ObjectReact:學習物件相對控制以實現視覺導航
ObjectReact: Learning Object-Relative Control for Visual Navigation
September 11, 2025
作者: Sourav Garg, Dustin Craggs, Vineeth Bhat, Lachlan Mares, Stefan Podgorski, Madhava Krishna, Feras Dayoub, Ian Reid
cs.AI
摘要
僅使用單一攝像頭和拓撲地圖進行視覺導航,最近已成為需要額外傳感器和三維地圖方法的一種吸引人的替代方案。這通常通過一種“圖像相對”的方法來實現,即從給定的當前觀測圖像和子目標圖像對中估計控制。然而,世界在圖像層面的表示存在侷限性,因為圖像嚴格依賴於智能體的姿態和具體形態。相比之下,作為地圖屬性的物體,提供了一種與具體形態和軌跡無關的世界表示。在本研究中,我們提出了一種學習“物體相對”控制的新範式,該範式展現了幾個理想特性:a) 無需嚴格模仿先前經驗即可探索新路線,b) 控制預測問題可以與解決圖像匹配問題分離,c) 在跨具體形態部署中,對於訓練-測試和地圖-執行設置的變化,可以實現高度不變性。

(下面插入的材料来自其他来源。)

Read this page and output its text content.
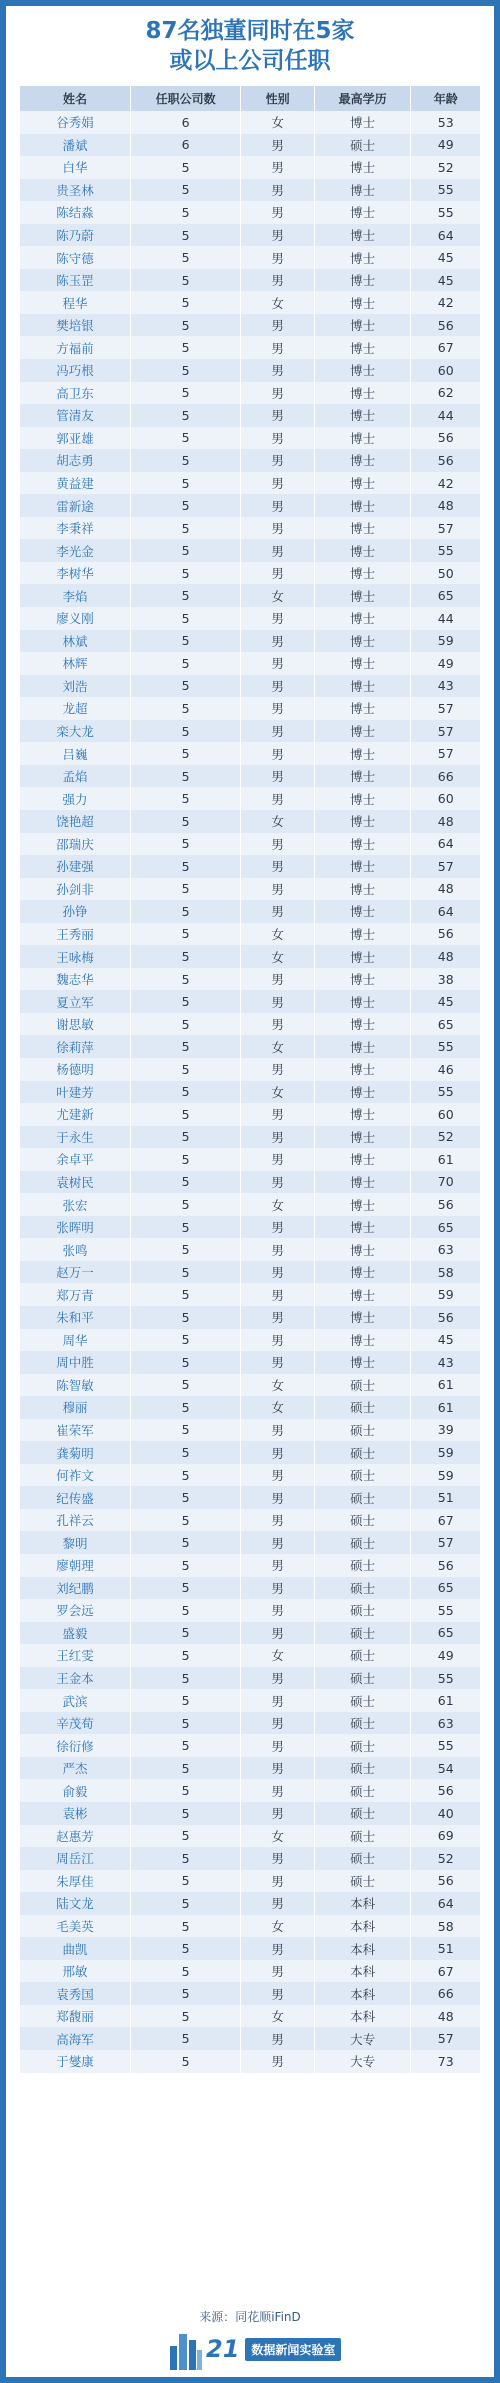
87名独董同时在5家
或以上公司任职
姓名	任职公司数	性别	最高学历	年龄
谷秀娟	6	女	博士	53
潘斌	6	男	硕士	49
白华	5	男	博士	52
贵圣林	5	男	博士	55
陈结淼	5	男	博士	55
陈乃蔚	5	男	博士	64
陈守德	5	男	博士	45
陈玉罡	5	男	博士	45
程华	5	女	博士	42
樊培银	5	男	博士	56
方福前	5	男	博士	67
冯巧根	5	男	博士	60
高卫东	5	男	博士	62
管清友	5	男	博士	44
郭亚雄	5	男	博士	56
胡志勇	5	男	博士	56
黄益建	5	男	博士	42
雷新途	5	男	博士	48
李秉祥	5	男	博士	57
李光金	5	男	博士	55
李树华	5	男	博士	50
李焰	5	女	博士	65
廖义刚	5	男	博士	44
林斌	5	男	博士	59
林辉	5	男	博士	49
刘浩	5	男	博士	43
龙超	5	男	博士	57
栾大龙	5	男	博士	57
吕巍	5	男	博士	57
孟焰	5	男	博士	66
强力	5	男	博士	60
饶艳超	5	女	博士	48
邵瑞庆	5	男	博士	64
孙建强	5	男	博士	57
孙剑非	5	男	博士	48
孙铮	5	男	博士	64
王秀丽	5	女	博士	56
王咏梅	5	女	博士	48
魏志华	5	男	博士	38
夏立军	5	男	博士	45
谢思敏	5	男	博士	65
徐莉萍	5	女	博士	55
杨德明	5	男	博士	46
叶建芳	5	女	博士	55
尤建新	5	男	博士	60
于永生	5	男	博士	52
余卓平	5	男	博士	61
袁树民	5	男	博士	70
张宏	5	女	博士	56
张晖明	5	男	博士	65
张鸣	5	男	博士	63
赵万一	5	男	博士	58
郑万青	5	男	博士	59
朱和平	5	男	博士	56
周华	5	男	博士	45
周中胜	5	男	博士	43
陈智敏	5	女	硕士	61
穆丽	5	女	硕士	61
崔荣军	5	男	硕士	39
龚菊明	5	男	硕士	59
何祚文	5	男	硕士	59
纪传盛	5	男	硕士	51
孔祥云	5	男	硕士	67
黎明	5	男	硕士	57
廖朝理	5	男	硕士	56
刘纪鹏	5	男	硕士	65
罗会远	5	男	硕士	55
盛毅	5	男	硕士	65
王红雯	5	女	硕士	49
王金本	5	男	硕士	55
武滨	5	男	硕士	61
辛茂荀	5	男	硕士	63
徐衍修	5	男	硕士	55
严杰	5	男	硕士	54
俞毅	5	男	硕士	56
袁彬	5	男	硕士	40
赵惠芳	5	女	硕士	69
周岳江	5	男	硕士	52
朱厚佳	5	男	硕士	56
陆文龙	5	男	本科	64
毛美英	5	女	本科	58
曲凯	5	男	本科	51
邢敏	5	男	本科	67
袁秀国	5	男	本科	66
郑馥丽	5	女	本科	48
高海军	5	男	大专	57
于燮康	5	男	大专	73
来源：同花顺iFinD
21	数据新闻实验室
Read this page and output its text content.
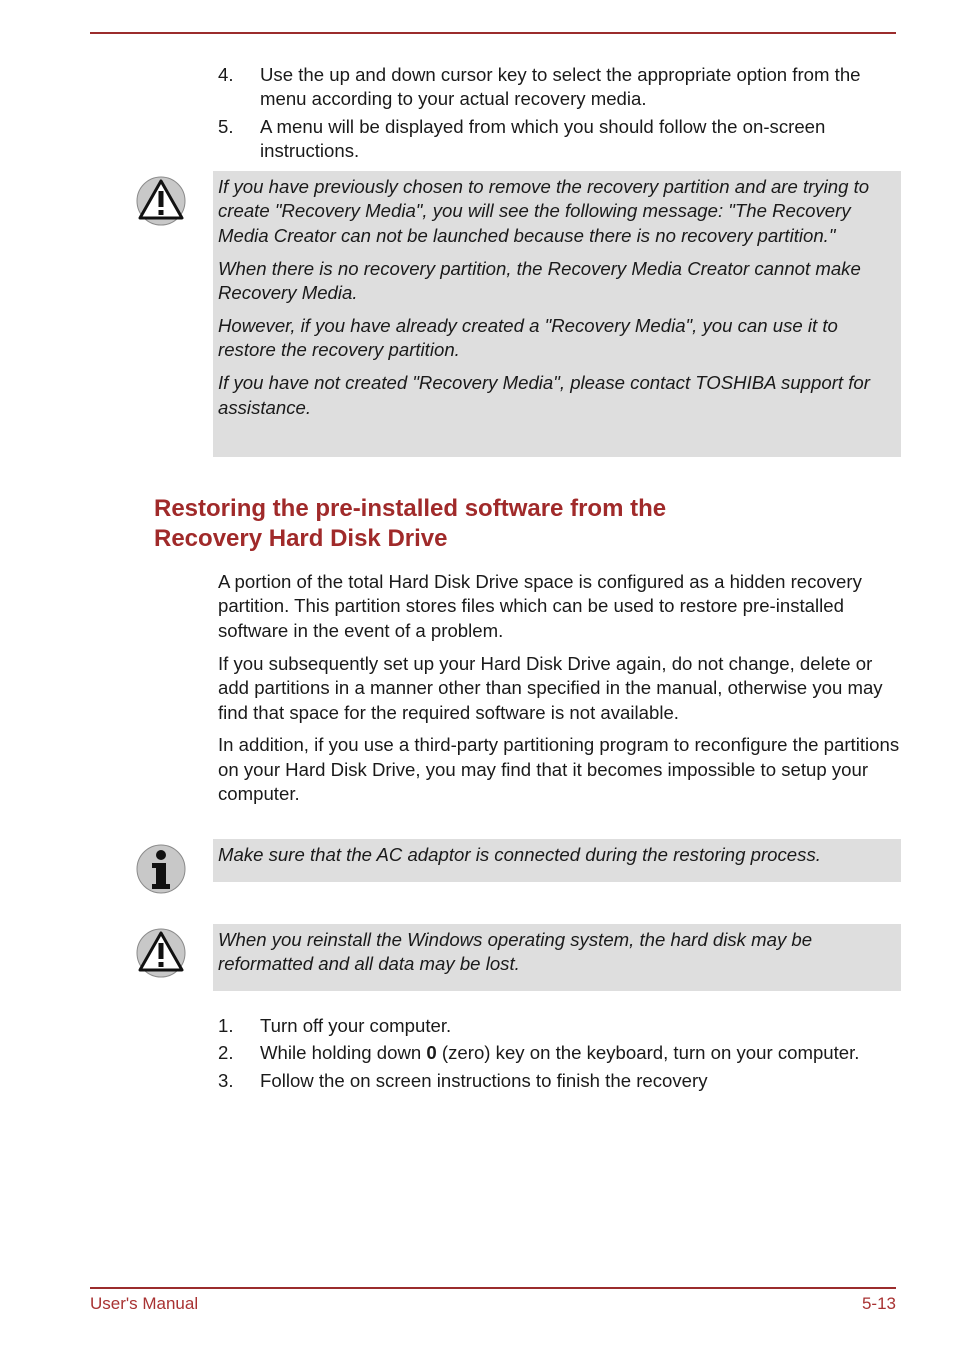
4. Use the up and down cursor key to select the appropriate option from the menu according to your actual recovery media.
5. A menu will be displayed from which you should follow the on-screen instructions.

If you have previously chosen to remove the recovery partition and are trying to create "Recovery Media", you will see the following message: "The Recovery Media Creator can not be launched because there is no recovery partition."

When there is no recovery partition, the Recovery Media Creator cannot make Recovery Media.

However, if you have already created a "Recovery Media", you can use it to restore the recovery partition.

If you have not created "Recovery Media", please contact TOSHIBA support for assistance.

Restoring the pre-installed software from the
Recovery Hard Disk Drive

A portion of the total Hard Disk Drive space is configured as a hidden recovery partition. This partition stores files which can be used to restore pre-installed software in the event of a problem.

If you subsequently set up your Hard Disk Drive again, do not change, delete or add partitions in a manner other than specified in the manual, otherwise you may find that space for the required software is not available.

In addition, if you use a third-party partitioning program to reconfigure the partitions on your Hard Disk Drive, you may find that it becomes impossible to setup your computer.

Make sure that the AC adaptor is connected during the restoring process.

When you reinstall the Windows operating system, the hard disk may be reformatted and all data may be lost.

1. Turn off your computer.
2. While holding down 0 (zero) key on the keyboard, turn on your computer.
3. Follow the on screen instructions to finish the recovery
User's Manual	5-13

我們提出了一種以“相對”三維場景圖形式呈現的拓撲度量地圖表示,用於獲取更具信息量的物體層面全局路徑規劃成本。我們訓練了一個名為“ObjectReact”的局部控制器,直接基於高層次的“WayObject Costmap”表示進行條件化,從而消除了對顯式RGB輸入的需求。我們展示了在傳感器高度變化和多種挑戰底層空間理解能力的導航任務中(例如,反向導航地圖軌跡),學習物體相對控制相較於圖像相對控制的優勢。我們進一步表明,僅在模擬中訓練的策略能夠很好地泛化到現實世界的室內環境中。代碼和補充材料可通過項目頁面訪問:https://object-react.github.io/
English
Visual navigation using only a single camera and a topological map has
recently become an appealing alternative to methods that require additional
sensors and 3D maps. This is typically achieved through an "image-relative"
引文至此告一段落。